Most of the tours that Rolling Stone — the magazine that canonized rock — selected to feature on a list of the best concerts in history are from that era. A paradigm could be David Bowie reconverted into Ziggy Stardust or the KISS circus. “They blew it up with a powerful combination,” explains Dave Grohl of Nirvana in the series The Story of KISS (2021). “Lights, explosions everywhere, fire... nobody has done it that big.” Rock lost cultural consideration, Laguna argues, and went back to being entertainment.
From that dynamic, Spain during the Transition was still on the sidelines. Although a precarious live music industry was created, the big bands did not play here. Promoter Gay Mercader began to correct this anomaly by organizing the first big international rock shows in the country following the end of the dictatorship. In 1981, Bruce Springsteen played in Barcelona, a performance that is the subject of a recently published photography book by Francesc Fàbregas. “It was the greatest concert I have ever attended”, Springsteen’s manager wrote. “It wasn’t freedom; it was liberation.” The other classic was the Stones’ 1982 double bill at the Vicente Calderón.
Rosa Montero’s chronicle of that concert marked by a universal deluge is honey. “Right in the middle of the chaos and commotion, they come out, the Rolling Stones, as if in a Jupiterian din.
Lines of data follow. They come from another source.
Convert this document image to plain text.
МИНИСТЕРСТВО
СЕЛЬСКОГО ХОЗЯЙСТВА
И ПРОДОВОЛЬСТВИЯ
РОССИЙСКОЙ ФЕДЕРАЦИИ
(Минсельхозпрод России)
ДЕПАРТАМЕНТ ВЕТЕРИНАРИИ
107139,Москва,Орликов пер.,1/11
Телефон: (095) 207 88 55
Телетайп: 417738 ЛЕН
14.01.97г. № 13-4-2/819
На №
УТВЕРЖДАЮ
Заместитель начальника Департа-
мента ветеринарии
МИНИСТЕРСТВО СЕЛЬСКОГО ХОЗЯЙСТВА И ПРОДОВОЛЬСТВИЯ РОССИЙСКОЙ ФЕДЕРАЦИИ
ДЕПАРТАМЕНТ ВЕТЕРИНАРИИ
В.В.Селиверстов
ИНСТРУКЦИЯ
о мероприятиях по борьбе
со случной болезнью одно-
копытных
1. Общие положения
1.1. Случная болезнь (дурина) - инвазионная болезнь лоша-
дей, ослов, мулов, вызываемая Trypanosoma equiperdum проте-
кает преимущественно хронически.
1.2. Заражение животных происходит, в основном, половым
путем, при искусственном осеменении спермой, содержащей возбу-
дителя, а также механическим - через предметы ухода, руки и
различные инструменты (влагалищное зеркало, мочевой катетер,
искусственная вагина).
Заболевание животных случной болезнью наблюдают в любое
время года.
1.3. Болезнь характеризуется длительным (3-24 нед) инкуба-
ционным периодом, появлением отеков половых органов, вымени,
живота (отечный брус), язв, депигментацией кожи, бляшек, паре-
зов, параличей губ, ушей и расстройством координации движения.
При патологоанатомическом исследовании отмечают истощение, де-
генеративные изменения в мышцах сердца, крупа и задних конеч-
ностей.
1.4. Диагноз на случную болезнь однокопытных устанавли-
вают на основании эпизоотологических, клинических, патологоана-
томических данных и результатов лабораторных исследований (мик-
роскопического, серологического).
It is confusion, ecstasy.” From that ecstasy, Montero, with a perfect stylistic break, resituates the reader in normal life after the concert. “Afterwards, all that remains is routine.”
This is the paradigm in which we grew up. It persists in some cases, but, according to Jordi Herreruela, director of the Cruïlla Festival, it is no longer the dominant one. With the advent of streaming music platforms, the business has changed completely. Out of every €10 generated by recorded music, the artist earns €1; out of every €10 from live music, €7. The tour no longer serves to promote a new album; an album is the pretext to start a new tour. This economic dimension is explained by Nando Cruz in the fundamental Macrofestivals. The black hole of music. Concerts have become even more professionalized and adapted to be recorded and made viral by spectators.
“Live shows are much more visual,” says Herreruela. He cites the examples of Coldplay’s bracelets or the elements that appear and disappear in the global phenomenon that is Taylor Swift’s The Eras Tour. “Rosalía’s super productions with cameras explore new formats: since we have the technology, for example vertical screens, she uses them to make the live performance a cinematographic experience,” explains Aïda Camprubí, cultural critic and co-director of the BAM Festival.
What does the future hold for the rock concert experience? Herreruela’s thesis is that concerts are held in sports venues that were not designed for these types of show, but the Sphere in Las Vegas is the first example of a venue created precisely for this purpose. In September 2023 it was inaugurated by U2, the resident band for 40 nights. A similar venue is being built in Manchester. If you have facilities of that kind, the stars will come. “Currently, concerts are an activity that get more people out of the house than soccer,” says Herreruela. “It’s the collective celebration that has the most impact.” No one wants to miss out on experiencing the ecstasy.